It's funny that you bring this up. It is a lot like computer programming.


In a lot of ways it almost seems too close to computer programming. These days, many modern musicians are just using their stupid Mac to compose music. I'm trying to be an accepting person, so I'll say that I don't think it should count as music unless it was played by real musical instruments, not computers, at some point.


----------



## SPR (Nov 12, 2008)

kingtim said:


> It's funny that you bring this up. It is a lot like computer programming.
> 
> In a lot of ways it almost seems too close to computer programming. These days, many modern musicians are just using their stupid Mac to compose music. I'm trying to be an accepting person, so I'll say that I don't think it should count as music unless it was played by real musical instruments, not computers, at some point.


Hm.

I hear you... but I wouldnt completely discount computers as useful tools. After all, isnt it the music that matters?

I tend to agree that pure electronically created music is something very different from its 'analog' relative using strings, wind - lack of 'Auto Tune' to correct less than perfect pitch, etc. I would also argue that composing music on a computer is not a bad thing - and does not diminish in the slightest what might be quality product coming out the far end. I dont find the thought that Bach might have used computers had they been available to him all that far fetched.... consider the detailed permutations he had to craft by hand for the Art of Fuge.

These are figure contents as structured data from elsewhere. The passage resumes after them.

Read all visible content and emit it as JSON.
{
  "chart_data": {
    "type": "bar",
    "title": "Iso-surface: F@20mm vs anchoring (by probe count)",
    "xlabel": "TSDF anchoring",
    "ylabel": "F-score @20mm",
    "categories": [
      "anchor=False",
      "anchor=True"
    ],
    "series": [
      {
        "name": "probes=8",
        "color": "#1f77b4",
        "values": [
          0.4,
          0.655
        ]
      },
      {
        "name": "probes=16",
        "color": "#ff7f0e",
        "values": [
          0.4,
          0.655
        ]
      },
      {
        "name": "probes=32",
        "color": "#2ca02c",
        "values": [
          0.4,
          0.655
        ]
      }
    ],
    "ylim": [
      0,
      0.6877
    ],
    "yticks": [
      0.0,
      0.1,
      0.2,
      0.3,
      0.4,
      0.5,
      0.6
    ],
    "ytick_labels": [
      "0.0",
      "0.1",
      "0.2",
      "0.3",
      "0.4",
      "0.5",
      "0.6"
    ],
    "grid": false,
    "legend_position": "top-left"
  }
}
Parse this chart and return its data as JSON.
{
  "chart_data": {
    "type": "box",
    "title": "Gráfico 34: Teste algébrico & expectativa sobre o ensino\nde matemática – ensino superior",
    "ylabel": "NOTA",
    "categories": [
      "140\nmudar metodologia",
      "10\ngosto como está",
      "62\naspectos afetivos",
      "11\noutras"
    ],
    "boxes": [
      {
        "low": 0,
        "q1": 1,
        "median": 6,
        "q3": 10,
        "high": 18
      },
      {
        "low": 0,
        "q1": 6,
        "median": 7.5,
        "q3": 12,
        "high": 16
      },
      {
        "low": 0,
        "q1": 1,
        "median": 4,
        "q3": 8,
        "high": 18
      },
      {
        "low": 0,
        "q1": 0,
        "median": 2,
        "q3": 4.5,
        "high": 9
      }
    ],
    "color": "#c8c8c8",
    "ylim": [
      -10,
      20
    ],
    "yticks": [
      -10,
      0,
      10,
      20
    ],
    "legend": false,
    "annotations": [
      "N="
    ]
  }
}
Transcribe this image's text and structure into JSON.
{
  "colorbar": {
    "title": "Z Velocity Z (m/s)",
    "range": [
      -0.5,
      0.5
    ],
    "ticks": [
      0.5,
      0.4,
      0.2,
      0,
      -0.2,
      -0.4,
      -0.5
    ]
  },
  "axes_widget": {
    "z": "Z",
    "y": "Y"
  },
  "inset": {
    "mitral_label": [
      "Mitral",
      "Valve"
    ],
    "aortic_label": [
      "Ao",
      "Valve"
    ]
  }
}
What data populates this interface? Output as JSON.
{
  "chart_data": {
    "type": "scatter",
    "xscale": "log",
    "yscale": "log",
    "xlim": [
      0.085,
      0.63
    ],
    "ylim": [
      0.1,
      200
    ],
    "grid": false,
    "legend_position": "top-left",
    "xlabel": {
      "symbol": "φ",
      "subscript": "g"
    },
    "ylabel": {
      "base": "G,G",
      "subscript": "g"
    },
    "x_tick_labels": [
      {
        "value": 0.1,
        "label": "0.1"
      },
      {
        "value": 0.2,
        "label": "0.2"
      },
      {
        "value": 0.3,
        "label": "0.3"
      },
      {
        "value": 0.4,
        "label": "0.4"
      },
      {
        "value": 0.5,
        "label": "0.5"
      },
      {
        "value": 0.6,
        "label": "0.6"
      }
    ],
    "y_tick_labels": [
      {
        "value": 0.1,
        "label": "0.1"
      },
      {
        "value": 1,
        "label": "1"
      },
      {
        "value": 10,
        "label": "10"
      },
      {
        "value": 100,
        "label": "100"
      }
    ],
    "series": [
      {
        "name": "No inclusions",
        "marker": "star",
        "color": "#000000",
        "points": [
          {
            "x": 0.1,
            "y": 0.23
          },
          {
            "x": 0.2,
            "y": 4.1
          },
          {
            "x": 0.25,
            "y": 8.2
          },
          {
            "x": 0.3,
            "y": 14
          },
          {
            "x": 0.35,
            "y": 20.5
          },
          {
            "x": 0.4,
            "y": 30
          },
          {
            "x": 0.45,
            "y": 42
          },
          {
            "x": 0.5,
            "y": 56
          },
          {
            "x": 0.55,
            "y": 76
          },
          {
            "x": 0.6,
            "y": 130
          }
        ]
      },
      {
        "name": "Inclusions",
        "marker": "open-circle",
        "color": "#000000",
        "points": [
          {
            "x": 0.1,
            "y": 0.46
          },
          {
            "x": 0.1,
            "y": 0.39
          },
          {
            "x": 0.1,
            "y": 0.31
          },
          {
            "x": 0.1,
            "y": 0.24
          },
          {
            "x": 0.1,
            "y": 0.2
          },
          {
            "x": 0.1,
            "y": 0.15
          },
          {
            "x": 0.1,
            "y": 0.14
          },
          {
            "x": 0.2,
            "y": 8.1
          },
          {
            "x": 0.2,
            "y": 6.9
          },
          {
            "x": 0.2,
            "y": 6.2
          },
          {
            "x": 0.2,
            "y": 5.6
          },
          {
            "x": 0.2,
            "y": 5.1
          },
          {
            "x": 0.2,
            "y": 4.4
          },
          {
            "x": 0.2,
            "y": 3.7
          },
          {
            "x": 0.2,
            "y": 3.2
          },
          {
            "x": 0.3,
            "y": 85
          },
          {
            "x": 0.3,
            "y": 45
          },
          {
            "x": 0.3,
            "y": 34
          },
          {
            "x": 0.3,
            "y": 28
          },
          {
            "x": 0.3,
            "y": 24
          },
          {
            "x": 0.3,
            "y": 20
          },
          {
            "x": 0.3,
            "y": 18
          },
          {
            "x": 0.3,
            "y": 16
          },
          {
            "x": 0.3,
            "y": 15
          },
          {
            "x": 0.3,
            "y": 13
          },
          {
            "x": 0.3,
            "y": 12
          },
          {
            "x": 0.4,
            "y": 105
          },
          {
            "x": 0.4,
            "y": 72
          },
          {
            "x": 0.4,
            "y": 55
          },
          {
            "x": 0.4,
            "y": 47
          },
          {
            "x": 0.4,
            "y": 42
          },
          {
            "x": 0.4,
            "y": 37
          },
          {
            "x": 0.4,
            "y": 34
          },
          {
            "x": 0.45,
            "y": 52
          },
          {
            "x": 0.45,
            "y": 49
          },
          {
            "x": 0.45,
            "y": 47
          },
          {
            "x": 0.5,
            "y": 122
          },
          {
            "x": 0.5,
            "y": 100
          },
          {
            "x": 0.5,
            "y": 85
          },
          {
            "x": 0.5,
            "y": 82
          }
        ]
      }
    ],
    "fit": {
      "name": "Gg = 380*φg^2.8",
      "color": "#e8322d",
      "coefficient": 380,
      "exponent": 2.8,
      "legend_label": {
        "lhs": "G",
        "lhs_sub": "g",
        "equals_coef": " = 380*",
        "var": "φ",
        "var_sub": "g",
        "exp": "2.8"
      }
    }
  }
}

As with all things - computers are very often an improved means to an unimproved end... so if you craft dung without a computer - you should be able to perhaps craft more dung more rapidly with one - and with precisely drawn musical notation, midi interfaces - and uploaded to iTunes within a matter of hours. ("hey look Mom.. I can Make Music!" Good for you Jimmy. I have NO problem with that - anyone that loves music is OK with me.)

Similarly - you could certainly create sublime constructs of universally recognized merit with or without computer. I think there is another thread around here about how someone hated the video game 'Guitar Hero' for similar reasons...

http://www.talkclassical.com/4041-guitar-hero-i-hate.html

in danger of babling....


----------